Deemed as either a talented film scribe or a pompous, hipster auteur, Wes Anderson has always been able to pen a unique signature to each and every film he gets his handle on. Like Rushmore and the Royal Tenenbaums before it, Moonrise Kingdom is a film that is colored with such deliberate style and design that few should find little fault with its appearance. From the moment the film starts, we are whisked away to the small New England island of New Penzance in 1965, where our main characters are planning to embark on a journey that will unfold into a tale filled with humor, warmth, and an eccentric array of characters that have the birthmark of “Wes” slapped squarely on their foreheads. Welcome then, to Moonrise Kingdom.
While viewing this with “said girl” (now “girlfriend”) in the lusciously iconic Tampa Theater, the first thing that will be realized is how well the film draws you into the world in which Wes and Roman Coppola illustrate for us. From the ever-so common lighthouses in red and white to the rocky coasts of any and everything that is remotely New England-ish, you’d wonder why there wasn’t a steaming plate of crab cakes in front of you as the movie progressed. From there you’ll find our young hero Sam, a khaki scout who’s left the confines of Camp Ivanhoe to be with Suzy, our troubled pre-teen heroine whose parents, played by Bill Murray and Frances McDormand, are lawyers that are more willing to argue over semantics than confront the troubles plaguing their marriage.
Things begin to get crazy once scout master Randy Ward, played to perfection by Edward Norton, gets a whiff of the news, where he’s joined by Police Commander Sharp (brought to you by Bruce Willis) and the rest of the scout troop, who just happen to be armed to the teeth. Add some awesome cameos, catchy music, a play about Noah’s Ark, wonderfully quirky cinematography and Tilda Swinton in the most “evil” of costumes imaginable and what follows is a fun and exciting romp through New England to find our would be lovers as they seek some solitude for themselves. Oh, and that imminent flood that you see in the trailers? It’ll make a big hello in the film as well.
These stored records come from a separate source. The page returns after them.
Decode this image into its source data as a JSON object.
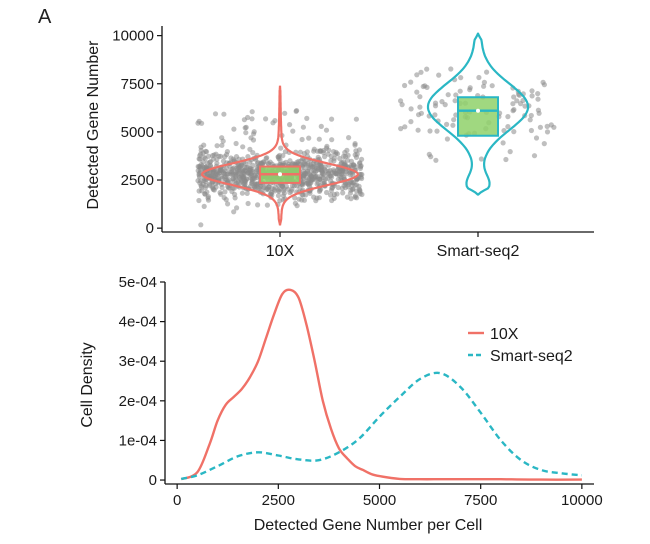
{
  "panel_label": "A",
  "chart_data": [
    {
      "type": "violin",
      "xlabel": "",
      "ylabel": "Detected Gene Number",
      "categories": [
        "10X",
        "Smart-seq2"
      ],
      "ylim": [
        -200,
        10500
      ],
      "yticks": [
        0,
        2500,
        5000,
        7500,
        10000
      ],
      "ytick_labels": [
        "0",
        "2500",
        "5000",
        "7500",
        "10000"
      ],
      "jitter_points": true,
      "groups": [
        {
          "name": "10X",
          "color": "#f07167",
          "min": 150,
          "max": 7400,
          "q1": 2350,
          "median": 2800,
          "q3": 3200,
          "n_points_approx": 900
        },
        {
          "name": "Smart-seq2",
          "color": "#2ab7c4",
          "min": 1750,
          "max": 10100,
          "q1": 4800,
          "median": 6100,
          "q3": 6800,
          "n_points_approx": 110
        }
      ],
      "box_fill": "#8fd16a"
    },
    {
      "type": "line",
      "xlabel": "Detected Gene Number per Cell",
      "ylabel": "Cell Density",
      "xlim": [
        -300,
        10300
      ],
      "ylim": [
        -1e-05,
        0.0005
      ],
      "xticks": [
        0,
        2500,
        5000,
        7500,
        10000
      ],
      "xtick_labels": [
        "0",
        "2500",
        "5000",
        "7500",
        "10000"
      ],
      "yticks": [
        0,
        0.0001,
        0.0002,
        0.0003,
        0.0004,
        0.0005
      ],
      "ytick_labels": [
        "0",
        "1e-04",
        "2e-04",
        "3e-04",
        "4e-04",
        "5e-04"
      ],
      "legend_position": "right",
      "series": [
        {
          "name": "10X",
          "color": "#f07167",
          "dash": "solid",
          "x": [
            100,
            500,
            800,
            1000,
            1200,
            1400,
            1600,
            1800,
            2000,
            2200,
            2400,
            2600,
            2800,
            3000,
            3200,
            3400,
            3600,
            3800,
            4000,
            4200,
            4400,
            4600,
            4800,
            5000,
            5500,
            6000,
            6500,
            7000,
            7500,
            8000,
            9000,
            10000
          ],
          "y": [
            2e-06,
            2e-05,
            9e-05,
            0.00015,
            0.00019,
            0.00021,
            0.00023,
            0.00026,
            0.0003,
            0.00036,
            0.00042,
            0.00047,
            0.00048,
            0.00046,
            0.00039,
            0.0003,
            0.0002,
            0.00013,
            8e-05,
            5.5e-05,
            3.5e-05,
            2.5e-05,
            1.5e-05,
            1e-05,
            3e-06,
            2e-06,
            2e-06,
            2e-06,
            2e-06,
            2e-06,
            1e-06,
            1e-06
          ]
        },
        {
          "name": "Smart-seq2",
          "color": "#2ab7c4",
          "dash": "dashed",
          "x": [
            100,
            500,
            1000,
            1500,
            2000,
            2500,
            3000,
            3500,
            4000,
            4500,
            5000,
            5500,
            6000,
            6500,
            7000,
            7500,
            8000,
            8500,
            9000,
            9500,
            10000
          ],
          "y": [
            3e-06,
            1.2e-05,
            3.5e-05,
            6e-05,
            7e-05,
            6.2e-05,
            5.2e-05,
            5e-05,
            7e-05,
            0.000105,
            0.00016,
            0.00021,
            0.000255,
            0.00027,
            0.000235,
            0.00017,
            0.0001,
            5e-05,
            2.5e-05,
            1.7e-05,
            1.2e-05
          ]
        }
      ]
    }
  ]
}
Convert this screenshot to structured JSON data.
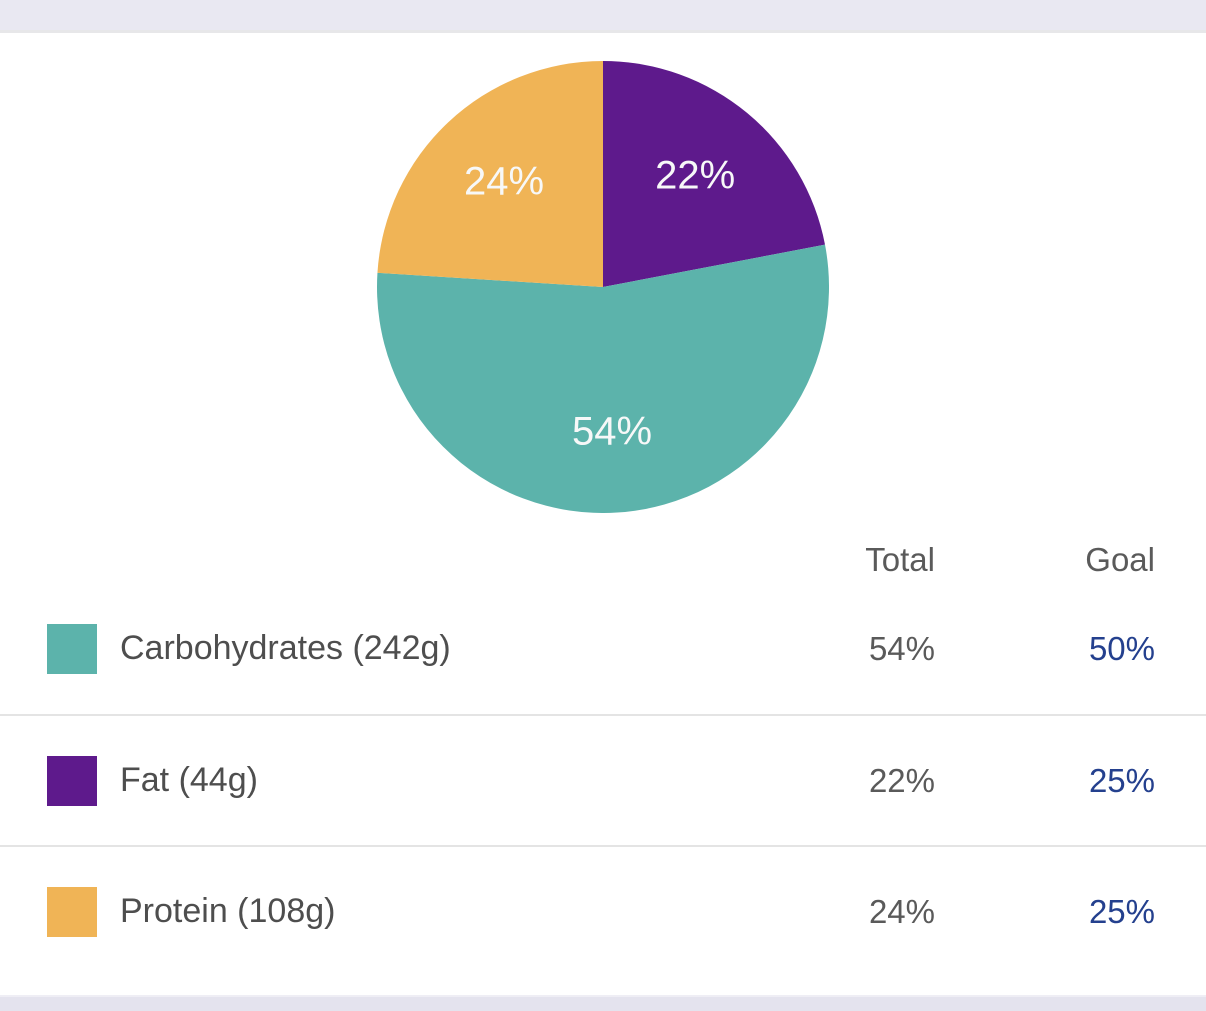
{
  "theme": {
    "top_bar_color": "#e9e8f2",
    "bottom_bar_color": "#e4e3ee",
    "divider_color": "#e4e4e4",
    "label_color": "#4e4e4e",
    "value_color": "#5a5a5a",
    "goal_link_color": "#24408e",
    "pie_label_color": "#f7f8f8"
  },
  "chart_data": {
    "type": "pie",
    "title": "",
    "start_angle_deg": 0,
    "direction": "clockwise",
    "label_radius_ratio": 0.64,
    "segments": [
      {
        "label": "Fat",
        "value": 22,
        "display": "22%",
        "color": "#5e1a8c"
      },
      {
        "label": "Carbohydrates",
        "value": 54,
        "display": "54%",
        "color": "#5cb3ab"
      },
      {
        "label": "Protein",
        "value": 24,
        "display": "24%",
        "color": "#f0b456"
      }
    ]
  },
  "table": {
    "columns": [
      "Total",
      "Goal"
    ],
    "rows": [
      {
        "label": "Carbohydrates (242g)",
        "swatch_color": "#5cb3ab",
        "total": "54%",
        "goal": "50%"
      },
      {
        "label": "Fat (44g)",
        "swatch_color": "#5e1a8c",
        "total": "22%",
        "goal": "25%"
      },
      {
        "label": "Protein (108g)",
        "swatch_color": "#f0b456",
        "total": "24%",
        "goal": "25%"
      }
    ]
  }
}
Colorful, eccentric and in many ways, epic, Wes Anderson’s Moonrise Kingdom is a welcome entry to this summer’s fanfare of films, showcasing the notion that, in some cases, youth may have more things to teach the experienced than one would expect, especially in the realms of love and understanding. With so much to offer in such simple yet satisfying terms, it’s no wonder that as the rest of New Penzance is flooded throughout the last third of the film, Moonrise Kingdom rises high as a dazzling kaleidoscope, awash with magnificence.